Ironisnya, semua peristiwa tersebut terjadi ketika anggaran MBG justru melonjak dan kini digugat. Besarnya anggaran ternyata tidak berbanding lurus dengan jaminan keamanan dan kualitas. Publik pun patut mempertanyakan arah kebijakan ini: apakah benar demi kesejahteraan rakyat, atau sekadar proyek berskala nasional?
Keracunan yang berulang menunjukkan lemahnya standar keamanan pangan dan pengawasan negara. Program yang seharusnya menjamin gizi generasi malah mengancam kesehatan mereka. Ini memperlihatkan adanya jurang besar antara tujuan normatif MBG—mencegah stunting dan memenuhi gizi anak—dengan realitas implementasi di lapangan.
Kebijakan ini tampak lebih berorientasi proyek daripada jaminan kesejahteraan yang hakiki.
Terlebih lagi, MBG hanya berfokus pada distribusi makanan, bukan pada akar persoalan gizi. Padahal, gizi buruk lahir dari kemiskinan struktural, rendahnya daya beli, dan timpangnya akses terhadap pangan berkualitas. Inilah konsekuensi dari sistem kapitalisme, yang menjadikan kebutuhan pokok sebagai komoditas dan menyerahkannya pada mekanisme pasar. Dalam sistem ini, negara berperan sebagai regulator, bukan penjamin kesejahteraan. Akibatnya, solusi yang lahir bersifat tambal sulam, reaktif, dan mudah menimbulkan masalah baru.
Islam Kaffah: Negara sebagai Pengurus dan Pelindung
Berbeda dengan kapitalisme, Islam memposisikan negara sebagai raa’in wa junnah—pengurus dan pelindung rakyat. Rasulullah ﷺ bersabda, “Imam (khalifah) adalah pengurus rakyat dan ia bertanggung jawab atas rakyat yang diurusnya” (HR. al-Bukhari dan Muslim). Hadis ini menegaskan bahwa negara memikul tanggung jawab langsung atas pemenuhan kebutuhan rakyat, termasuk pangan bergizi dan keamanan kesehatan.
Dalam sistem Islam, pemenuhan kebutuhan pokok bukan belas kasihan negara, melainkan kewajiban syar’i.
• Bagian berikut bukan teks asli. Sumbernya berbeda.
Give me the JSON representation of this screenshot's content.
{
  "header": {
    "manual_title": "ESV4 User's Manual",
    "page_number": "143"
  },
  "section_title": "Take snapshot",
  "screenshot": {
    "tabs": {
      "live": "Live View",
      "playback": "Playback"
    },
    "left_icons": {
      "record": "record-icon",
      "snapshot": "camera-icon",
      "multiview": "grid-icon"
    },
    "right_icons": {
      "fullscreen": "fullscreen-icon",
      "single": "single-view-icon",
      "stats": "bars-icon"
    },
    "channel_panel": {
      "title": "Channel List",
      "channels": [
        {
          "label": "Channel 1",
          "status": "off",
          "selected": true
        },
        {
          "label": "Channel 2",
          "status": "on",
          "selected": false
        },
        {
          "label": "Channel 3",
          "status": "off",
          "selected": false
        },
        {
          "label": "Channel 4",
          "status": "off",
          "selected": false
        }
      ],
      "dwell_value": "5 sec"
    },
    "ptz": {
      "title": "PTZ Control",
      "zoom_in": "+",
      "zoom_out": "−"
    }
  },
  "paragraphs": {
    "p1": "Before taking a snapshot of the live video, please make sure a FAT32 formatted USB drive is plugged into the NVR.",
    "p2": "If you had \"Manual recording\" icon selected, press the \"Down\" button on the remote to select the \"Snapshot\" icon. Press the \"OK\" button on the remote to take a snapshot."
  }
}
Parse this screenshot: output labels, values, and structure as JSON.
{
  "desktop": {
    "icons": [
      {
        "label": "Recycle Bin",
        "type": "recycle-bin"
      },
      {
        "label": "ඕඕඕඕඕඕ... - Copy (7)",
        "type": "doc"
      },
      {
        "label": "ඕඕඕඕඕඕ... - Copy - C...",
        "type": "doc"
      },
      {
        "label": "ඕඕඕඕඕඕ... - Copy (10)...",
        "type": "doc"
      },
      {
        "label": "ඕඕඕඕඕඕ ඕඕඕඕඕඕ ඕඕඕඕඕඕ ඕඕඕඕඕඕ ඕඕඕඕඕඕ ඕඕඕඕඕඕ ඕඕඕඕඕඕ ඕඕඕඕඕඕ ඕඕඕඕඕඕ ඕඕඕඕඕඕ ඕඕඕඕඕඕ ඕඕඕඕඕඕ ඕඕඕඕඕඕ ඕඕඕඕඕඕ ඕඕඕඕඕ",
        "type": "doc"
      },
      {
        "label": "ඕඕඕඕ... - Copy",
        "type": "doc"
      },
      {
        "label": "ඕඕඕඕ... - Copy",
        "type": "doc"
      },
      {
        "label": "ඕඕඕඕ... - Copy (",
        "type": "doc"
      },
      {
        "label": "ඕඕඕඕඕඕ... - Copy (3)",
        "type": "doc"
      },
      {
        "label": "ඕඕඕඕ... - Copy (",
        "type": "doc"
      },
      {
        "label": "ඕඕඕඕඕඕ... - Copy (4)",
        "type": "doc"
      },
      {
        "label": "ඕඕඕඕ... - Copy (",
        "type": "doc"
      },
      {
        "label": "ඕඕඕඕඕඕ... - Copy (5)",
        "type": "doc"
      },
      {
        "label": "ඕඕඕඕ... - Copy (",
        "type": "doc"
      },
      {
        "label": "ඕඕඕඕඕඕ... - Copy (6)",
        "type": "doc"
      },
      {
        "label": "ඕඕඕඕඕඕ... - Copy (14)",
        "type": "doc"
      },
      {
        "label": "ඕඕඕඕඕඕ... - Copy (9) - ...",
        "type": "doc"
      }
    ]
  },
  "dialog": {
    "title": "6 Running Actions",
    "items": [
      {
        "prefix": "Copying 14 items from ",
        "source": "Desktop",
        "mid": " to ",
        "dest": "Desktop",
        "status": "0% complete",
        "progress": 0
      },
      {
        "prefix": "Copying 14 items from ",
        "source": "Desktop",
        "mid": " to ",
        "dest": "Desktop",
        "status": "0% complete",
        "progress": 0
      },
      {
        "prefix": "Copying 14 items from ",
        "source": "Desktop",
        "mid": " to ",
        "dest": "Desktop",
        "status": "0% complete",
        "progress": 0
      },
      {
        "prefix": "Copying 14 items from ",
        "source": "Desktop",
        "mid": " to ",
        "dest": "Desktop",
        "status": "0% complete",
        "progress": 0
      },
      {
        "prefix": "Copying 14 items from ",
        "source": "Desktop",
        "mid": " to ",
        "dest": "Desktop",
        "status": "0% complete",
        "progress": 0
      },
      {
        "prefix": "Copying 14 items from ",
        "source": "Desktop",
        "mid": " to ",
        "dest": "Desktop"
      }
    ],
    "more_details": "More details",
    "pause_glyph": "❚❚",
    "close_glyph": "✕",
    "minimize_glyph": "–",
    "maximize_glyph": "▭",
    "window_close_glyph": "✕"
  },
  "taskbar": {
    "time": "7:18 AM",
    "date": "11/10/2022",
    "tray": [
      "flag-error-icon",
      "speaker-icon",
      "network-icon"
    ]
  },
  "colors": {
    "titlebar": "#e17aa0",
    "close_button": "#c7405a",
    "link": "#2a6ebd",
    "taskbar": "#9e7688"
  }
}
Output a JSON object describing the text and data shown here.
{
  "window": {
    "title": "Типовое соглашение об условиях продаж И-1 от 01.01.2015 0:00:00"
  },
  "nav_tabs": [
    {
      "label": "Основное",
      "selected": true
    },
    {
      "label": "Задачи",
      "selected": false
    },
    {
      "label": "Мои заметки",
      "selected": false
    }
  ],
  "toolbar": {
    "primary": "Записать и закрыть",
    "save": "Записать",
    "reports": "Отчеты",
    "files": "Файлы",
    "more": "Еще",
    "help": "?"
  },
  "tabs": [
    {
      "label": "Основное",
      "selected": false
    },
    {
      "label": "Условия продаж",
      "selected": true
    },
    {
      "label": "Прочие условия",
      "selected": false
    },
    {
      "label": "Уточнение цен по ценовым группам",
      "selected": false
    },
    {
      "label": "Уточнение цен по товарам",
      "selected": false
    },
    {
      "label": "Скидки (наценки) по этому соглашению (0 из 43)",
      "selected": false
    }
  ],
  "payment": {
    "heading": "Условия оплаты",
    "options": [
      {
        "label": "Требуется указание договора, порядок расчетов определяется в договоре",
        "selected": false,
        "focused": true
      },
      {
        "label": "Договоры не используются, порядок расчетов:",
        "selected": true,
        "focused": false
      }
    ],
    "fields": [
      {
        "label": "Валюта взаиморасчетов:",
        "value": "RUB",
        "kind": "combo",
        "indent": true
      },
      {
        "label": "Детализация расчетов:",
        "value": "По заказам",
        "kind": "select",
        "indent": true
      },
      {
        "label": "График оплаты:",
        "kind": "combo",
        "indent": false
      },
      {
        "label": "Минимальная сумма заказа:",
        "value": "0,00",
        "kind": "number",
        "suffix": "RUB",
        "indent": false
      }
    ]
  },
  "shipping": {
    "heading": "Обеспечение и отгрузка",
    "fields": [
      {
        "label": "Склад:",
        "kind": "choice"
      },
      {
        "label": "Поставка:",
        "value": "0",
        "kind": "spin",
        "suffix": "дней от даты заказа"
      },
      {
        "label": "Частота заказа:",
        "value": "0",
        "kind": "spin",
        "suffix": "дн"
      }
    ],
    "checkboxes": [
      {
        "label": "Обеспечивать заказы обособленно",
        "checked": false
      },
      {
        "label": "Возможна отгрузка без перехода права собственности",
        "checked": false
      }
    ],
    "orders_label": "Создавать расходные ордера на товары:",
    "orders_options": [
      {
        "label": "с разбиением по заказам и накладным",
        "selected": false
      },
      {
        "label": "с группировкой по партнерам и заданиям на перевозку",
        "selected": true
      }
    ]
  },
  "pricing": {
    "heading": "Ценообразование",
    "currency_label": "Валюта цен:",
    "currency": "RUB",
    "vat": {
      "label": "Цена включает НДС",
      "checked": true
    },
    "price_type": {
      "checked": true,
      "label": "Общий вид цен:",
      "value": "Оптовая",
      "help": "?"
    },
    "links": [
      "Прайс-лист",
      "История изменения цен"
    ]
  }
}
Negara bertanggung jawab langsung memastikan setiap individu rakyat terpenuhi kebutuhan pangannya, sandang, papan, kesehatan, pendidikan, dan keamanannya. Mekanisme ini diwujudkan melalui pengelolaan sumber daya alam untuk kepentingan umat, pembukaan lapangan kerja luas dengan upah layak, serta distribusi pangan yang merata, berkualitas, dan terjangkau hingga pelosok negeri.
Tak berhenti di situ, negara juga wajib menyediakan layanan kesehatan dan pendidikan gratis, dengan fasilitas dan tenaga profesional yang memadai.
Dengan demikian, pemenuhan gizi masyarakat tidak bergantung pada proyek jangka pendek, melainkan menjadi bagian dari sistem kesejahteraan yang menyeluruh dan berkelanjutan.
Rentetan keracunan MBG adalah cermin kegagalan kebijakan berbasis kapitalisme dalam menjamin hak dasar generasi. Selama negara masih terjebak pada solusi instan dan orientasi proyek, tragedi serupa berpotensi terus berulang. Sudah saatnya publik berpikir lebih mendasar: bukan sekadar memperbaiki program, tetapi mengganti paradigma. Tanpa perubahan sistemik, janji “gizi untuk generasi” akan tetap menjadi slogan kosong. Wallahua'lam bishawab.